Although most patients have sufficient fat for at least a one-cup-bra reduction with lipoplasty, I have found that about 10% have breast tissue that is too dense. For these patients, I recommend a conventional reduction. In addition, I will typically offer a conventional reduction to patients who wish to be reduced more than 1 bra-cup size.

A patient who is planning to have excisions in other anatomical areas and is more accepting of scars may be perfectly happy choosing a conventional breast reduction. If there is minimal breast tissue with marked excess skin, such as in some patients with massive weight loss, I do not perform a lipoplasty-only reduction; a conventional reduction will provide a much better result.

My approach to correcting breast asymmetry has also changed. I am utilizing lypoplasty-only procedures more frequently to address this problem. Many patients choose a unilateral lipoplasty reduction, rather than undergoing augmentation, to avoid the risks of capsular contracture or implant failure.

To summarize, since my last report in Aesthetic Surgery Journal, I have modified my approach in the following ways:

1. While still performing, approximately 85% lipoplasty-only procedures, I now discuss with my patients the possibility of a vertical mastopexy performed in the same session, rather than suggesting that a 2-stage procedure may be necessary.

2.I frequently use mammograms as part of the evaluation process to help assess breast fat volume.

3.I may elect to perform conventional reductions if the patients desire more than a 1-bra-cup size reduction, has very dense breast tissues, is having other excisional contouring surgery, or has minimal breast tissue with significant excess skin.

4.I increasingly use a unilateral lipoplasty procedure to correct breast asymmetry, allowing patients to avoid the possible complications of augmentation surgery.

Technique:

There has been no change in my technique for performing lipoplasty-only breast reduction. I do not use ultrasound-assisted lipoplasty (UAL) in the breast.

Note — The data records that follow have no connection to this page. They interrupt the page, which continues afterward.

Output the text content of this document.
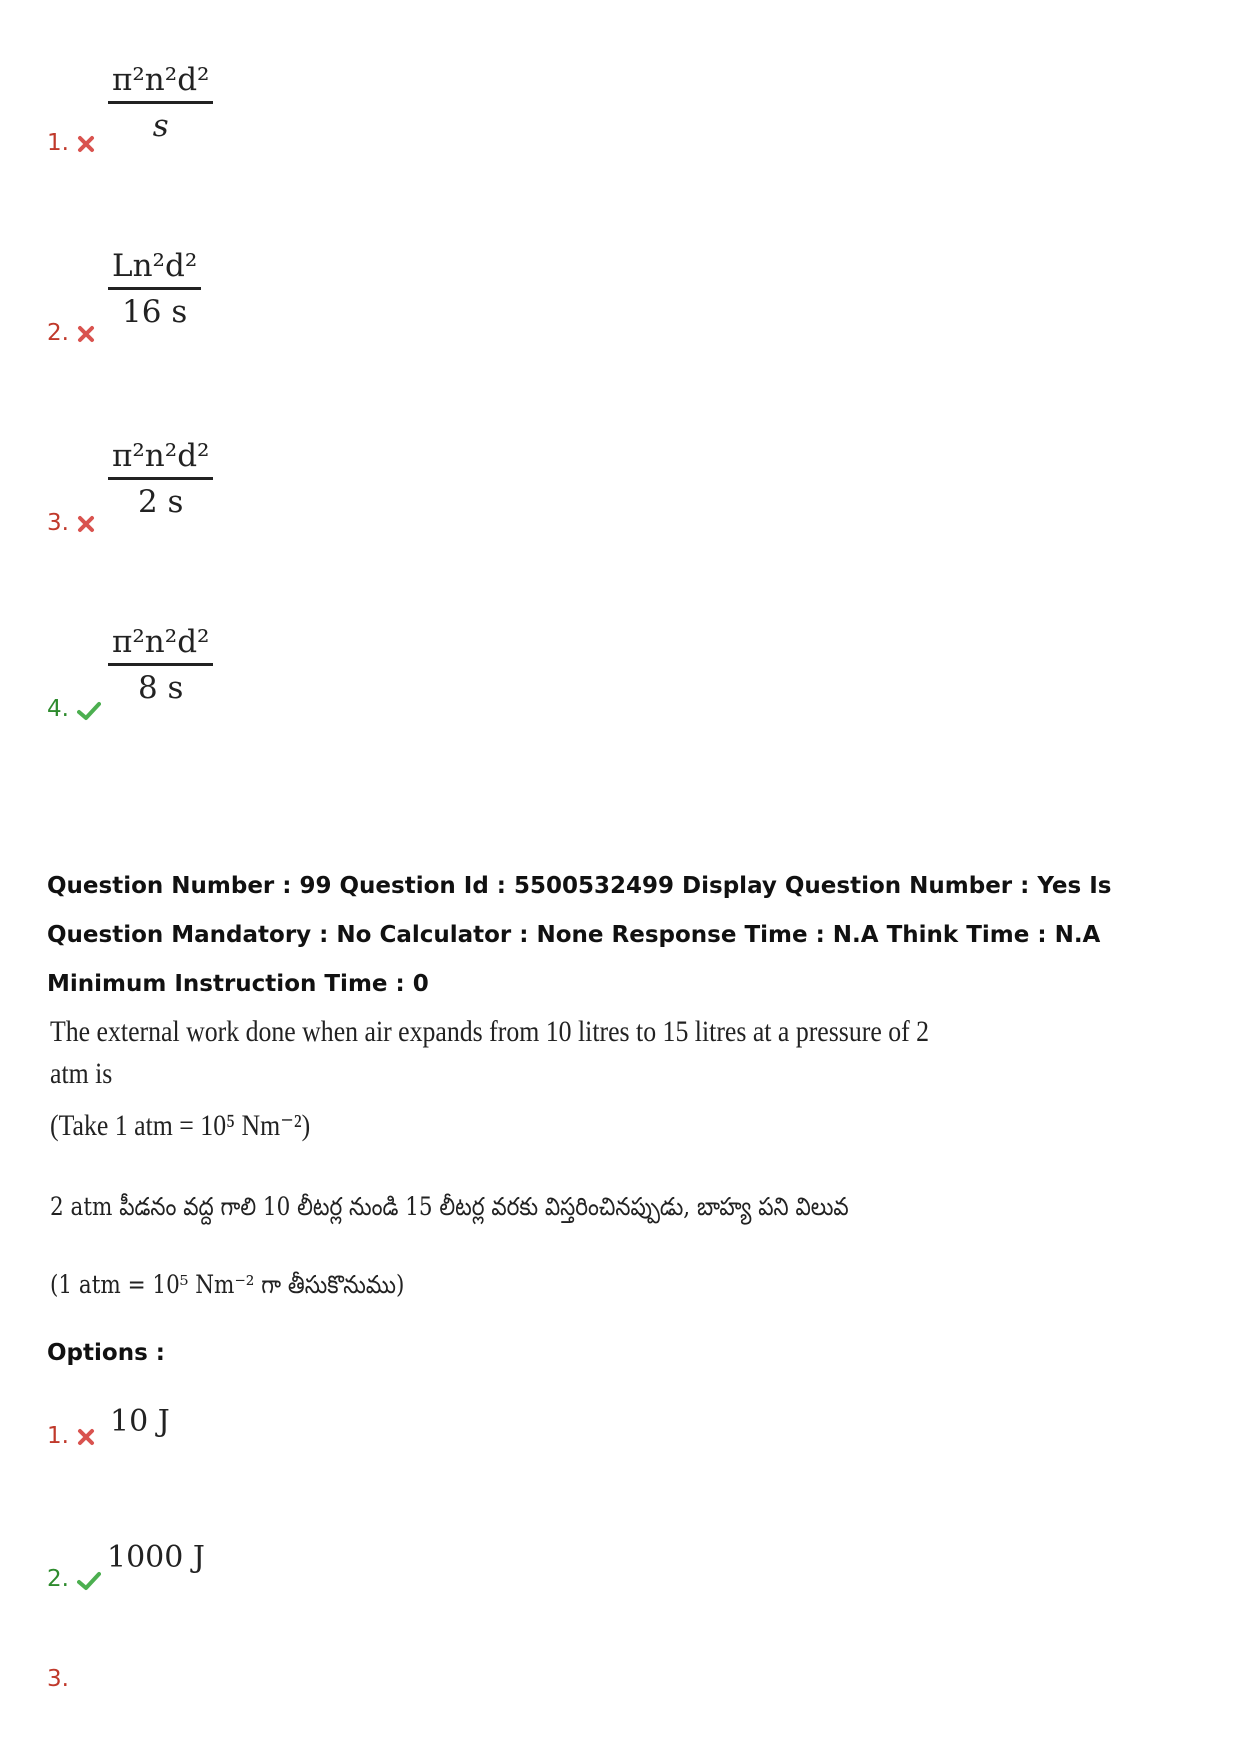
1. $\frac{\text{π²n²d²}}{s}$
2.
$\frac{\text{Ln²d²}}{16 s}$
3.
$\frac{\text{π²n²d²}}{2 s}$
4.
$\frac{\text{π²n²d²}}{8 s}$
Question Number : 99 Question Id : 5500532499 Display Question Number : Yes Is Question Mandatory : No Calculator : None Response Time : N.A Think Time : N.A Minimum Instruction Time : 0
The external work done when air expands from 10 litres to 15 litres at a pressure of 2
atm is
(Take 1 atm = 10⁵ Nm⁻²)
2 atm పీడనం వద్ద గాలి 10 లీటర్ల నుండి 15 లీటర్ల వరకు విస్తరించినప్పుడు, బాహ్య పని విలువ
(1 atm = 10⁵ Nm⁻² గా తీసుకొనుము)
Options :
1. 10 J
2.
1000 J
3.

In performing a vertical mastopexy with a lipoplasty reduction, you can anticipate a 3-cm improvement in nipple position when you mark the patient compared with a 5-cm improvement using lipoplasty-only. Because of the skin excision, there is less contraction. After the infiltration it is easy to deepithelialize. Follow deepithelialization with the lipoplasty reduction. Do not undermine.

Place a 2-0 supramid suture in the dermis, medial to the excision, and tighten it to the proposed areolar diameter. Perform the remaining dermal repair with Vicryl or Monocryl (Ethicon Inc., Sommerville, NJ). Close the skin with 5-0 nylon. Postoperatively, I treat patients undergoing vertical mastopexy with lipoplasty reduction in the same manner as patients who have undergone a lipoplasty-only procedure. I change dressings as necessary. Patients use antibiotic ointment on the incisions until the sutures are removed after 5 days. I do not allow strenuous activity for 1 week after surgery.

Results

Since I stopped exclusively performing lipoplasty-only breast reductions, I have performed conventional reductions in 5% of patients and lipoplasty with vertical mastopexies in 10% of patients. Because there is no undermining or flaps, there has been no dehiscence, nipple necrosis, or numbness. During the past 2 years, I have had only 1 complication, an infection that responded to antibiotics. I continue to perform lipoplasty-only reductions in 85% patients. Even though the vertical mastopexy has been a safe and effective procedure, most patients would rather avoid the additional scarring. Most patients are pleased to eliminate symptoms and are not overly concerned with ideal nipple position.